Metric 1 – Futures Open Interest
When there is too much leverage in the market with declining prices, this can lead to a large leverage flush out. As price declines, those who are over-leveraged will have their stop loss’s hit. If this continues to happen where stop losses are continually hit, prices will be driven down until all over-leveraged trades are liquidated or stop loss’d. We can now see that after the flush out, Futures Open Interest has returned down to healthier levels.
Metric 2 – Exchange Net Position Change
We can see in the Exchange Net Position Change for Bitcoin that the red spikes were decreasing day after day, meaning either less accumulation or more selling. We can see that in the last day, we had a more significant uptick in a negative Net Change, which shows either accumulation of coins has increased or that selling of coins has eased off, maybe even a mix of the two. We will dive into analysing this further below.
Bitcoin: Exchange Net Position Change
If we look at the Exchange Net Position Change for Ether, we can see a slightly different picture. We have seen continued accumulation with no significant downturn in red spikes.
Ether: Exchange Net Position Change
Metric 3 – Lifespan
The Lifespan splits coins up into different cohorts of ages. By looking at this we try to work out if it is short-term (young coins) being spent or if it is long-term investors (old coins) being spent/sold. We ideally don’t want to see the diamond handed long-term investors selling. So, we would rather see the young coins being the ones that are sold.
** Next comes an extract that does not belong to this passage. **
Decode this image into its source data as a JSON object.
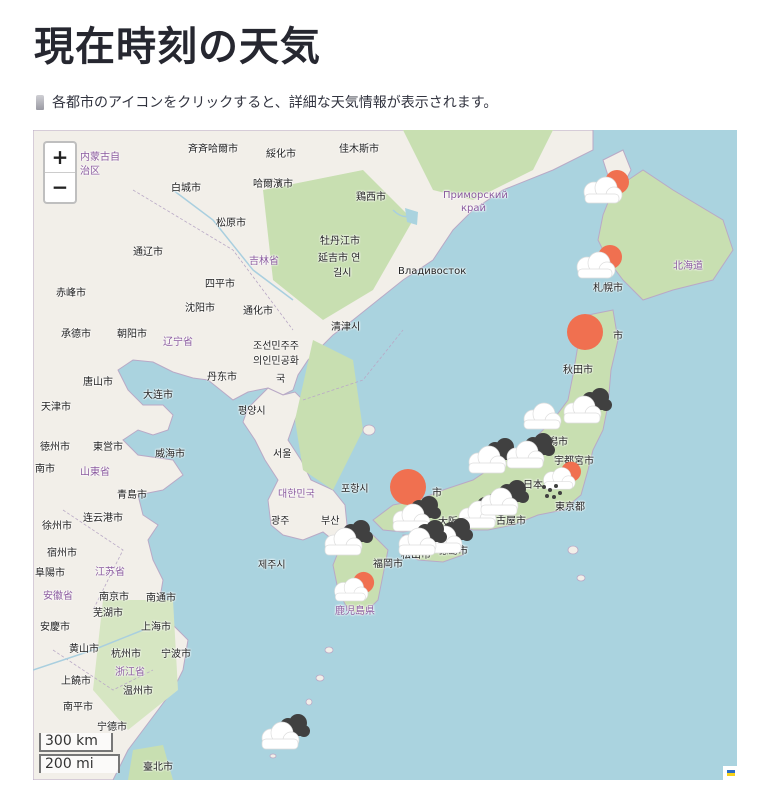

Bitcoin: Spent Output Lifespan 1-3 Months
The orange spikes indicate the significance of the sell side pressure from this cohort of investors that own these coins. As we can see, there is a reasonable spike but nothing disastrous.
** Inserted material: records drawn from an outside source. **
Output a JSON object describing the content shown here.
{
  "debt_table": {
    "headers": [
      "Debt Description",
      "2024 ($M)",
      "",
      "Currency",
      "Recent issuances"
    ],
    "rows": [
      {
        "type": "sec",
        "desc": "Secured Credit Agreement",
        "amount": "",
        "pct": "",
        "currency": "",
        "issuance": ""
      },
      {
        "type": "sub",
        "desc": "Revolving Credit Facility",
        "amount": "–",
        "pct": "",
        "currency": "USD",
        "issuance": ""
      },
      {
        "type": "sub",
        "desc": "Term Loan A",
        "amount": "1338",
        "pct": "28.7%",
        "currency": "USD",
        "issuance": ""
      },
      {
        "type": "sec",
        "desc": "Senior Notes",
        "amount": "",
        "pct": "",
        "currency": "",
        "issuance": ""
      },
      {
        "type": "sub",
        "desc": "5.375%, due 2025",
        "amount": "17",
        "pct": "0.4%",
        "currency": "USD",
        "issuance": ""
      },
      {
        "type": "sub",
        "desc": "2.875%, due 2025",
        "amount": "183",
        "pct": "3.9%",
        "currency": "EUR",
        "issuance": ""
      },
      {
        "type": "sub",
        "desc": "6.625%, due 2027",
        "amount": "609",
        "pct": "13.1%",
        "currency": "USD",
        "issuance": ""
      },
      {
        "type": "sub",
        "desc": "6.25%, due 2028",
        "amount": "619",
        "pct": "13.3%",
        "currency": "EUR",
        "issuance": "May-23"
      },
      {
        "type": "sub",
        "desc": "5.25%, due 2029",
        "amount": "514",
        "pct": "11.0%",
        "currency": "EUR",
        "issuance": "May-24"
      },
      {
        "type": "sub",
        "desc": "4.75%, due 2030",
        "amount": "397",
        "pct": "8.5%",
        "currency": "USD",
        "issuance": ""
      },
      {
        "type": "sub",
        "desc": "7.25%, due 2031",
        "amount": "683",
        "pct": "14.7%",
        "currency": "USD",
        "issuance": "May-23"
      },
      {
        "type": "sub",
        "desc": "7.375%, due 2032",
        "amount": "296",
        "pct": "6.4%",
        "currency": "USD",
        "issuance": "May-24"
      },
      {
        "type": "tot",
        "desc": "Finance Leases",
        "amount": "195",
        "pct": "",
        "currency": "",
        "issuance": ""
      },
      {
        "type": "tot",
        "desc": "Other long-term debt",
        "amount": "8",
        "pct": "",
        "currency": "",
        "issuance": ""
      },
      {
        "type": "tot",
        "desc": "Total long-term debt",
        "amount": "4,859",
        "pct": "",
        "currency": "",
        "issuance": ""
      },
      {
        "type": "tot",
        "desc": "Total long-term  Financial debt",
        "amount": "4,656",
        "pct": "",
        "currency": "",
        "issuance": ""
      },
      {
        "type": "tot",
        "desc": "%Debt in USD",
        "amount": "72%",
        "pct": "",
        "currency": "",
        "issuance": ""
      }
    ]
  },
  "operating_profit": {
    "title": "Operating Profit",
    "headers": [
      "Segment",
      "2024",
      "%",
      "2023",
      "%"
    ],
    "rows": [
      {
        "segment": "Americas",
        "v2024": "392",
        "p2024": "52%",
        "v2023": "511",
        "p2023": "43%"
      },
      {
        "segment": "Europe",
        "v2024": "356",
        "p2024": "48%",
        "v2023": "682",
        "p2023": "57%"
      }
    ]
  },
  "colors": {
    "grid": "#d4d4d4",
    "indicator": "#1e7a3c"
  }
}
Bitcoin: Spent Output Lifespan 3-6 Months
Again, another reasonable spike on the 3-6 Month aged coins, indicating there was considerable selling from short-term investors.
Bitcoin: Spent Output Lifespan 6-12 Months
A huge spike in selling from this cohort of investor, this is not good to see. However, it can be said that this cohort has a wide range in terms of their cost basis. For instance, investors that own Bitcoins that fall into this cohort could have paid anywhere from $18,000 a coin to $64,000 a coin. It is also important to note that this cohort is no longer considered long-term, we also know from previous reports, that Whales were not adding into the highs of the first half of the year, they accumulated following the crash in May. This means that the majority of this cohort (6-12 Months owners), were probably retail, and probably panic sold once Bitcoin came down to a level that was similar to their cost basis.
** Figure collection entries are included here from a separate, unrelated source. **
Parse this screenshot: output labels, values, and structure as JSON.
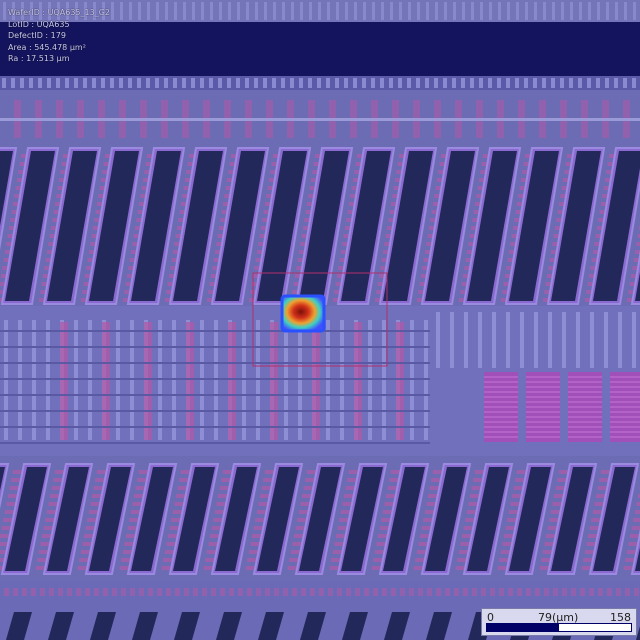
{
  "header": {
    "wafer_id": "WaferID : UQA635_13_G2",
    "lot_id": "LotID : UQA635",
    "defect_id": "DefectID : 179",
    "area": "Area : 545.478 µm²",
    "ra": "Ra : 17.513 µm"
  },
  "scale_bar": {
    "min_label": "0",
    "mid_label": "79(µm)",
    "max_label": "158",
    "filled_fraction": 0.5
  },
  "colors": {
    "background": "#6c6cb4",
    "header_band": "#14145e",
    "trench_dark": "#23285a",
    "magenta_metal": "#b05aa8",
    "defect_box": "#b0306a",
    "defect_hot": "#c8301c",
    "defect_border": "#2a50ff"
  }
}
Bitcoin: Spent Outputs 1-2 Years
Bitcoin: Spent Outputs 2-3 Years
We can now see from the long-term investors, particularly the 1-2 Year cohort, that there was very little selling. This is positive to see.
Metric 4 – Net Realised Profit/Loss
We look at the Net Realised Profit/Loss as it is a good indicator of when a rebound in prices may be possible. As we can see from the chart below, in all times where there has been significant loss taking, this has usually been followed by prices rebounding and investors having the opportunity to realise some profits.
Bitcoin: Net Realised Profit/Loss
Metric 5 – Large Wallet Inflows
As we can see from the chart below, Whales were accumulating on the price dip, signaled by the large blue bubbles.
Large Wallet Inflows
Summary
The price crash was in the majority caused from over-leveraged traders being wiped out/liquidated as prices declined, which was catalysed by negative news in the macro world eg, new Covid variant and the Fed continuing to taper. However, we have seen long-term investors continue to hold, and most of the supply sold originated from short-term investors.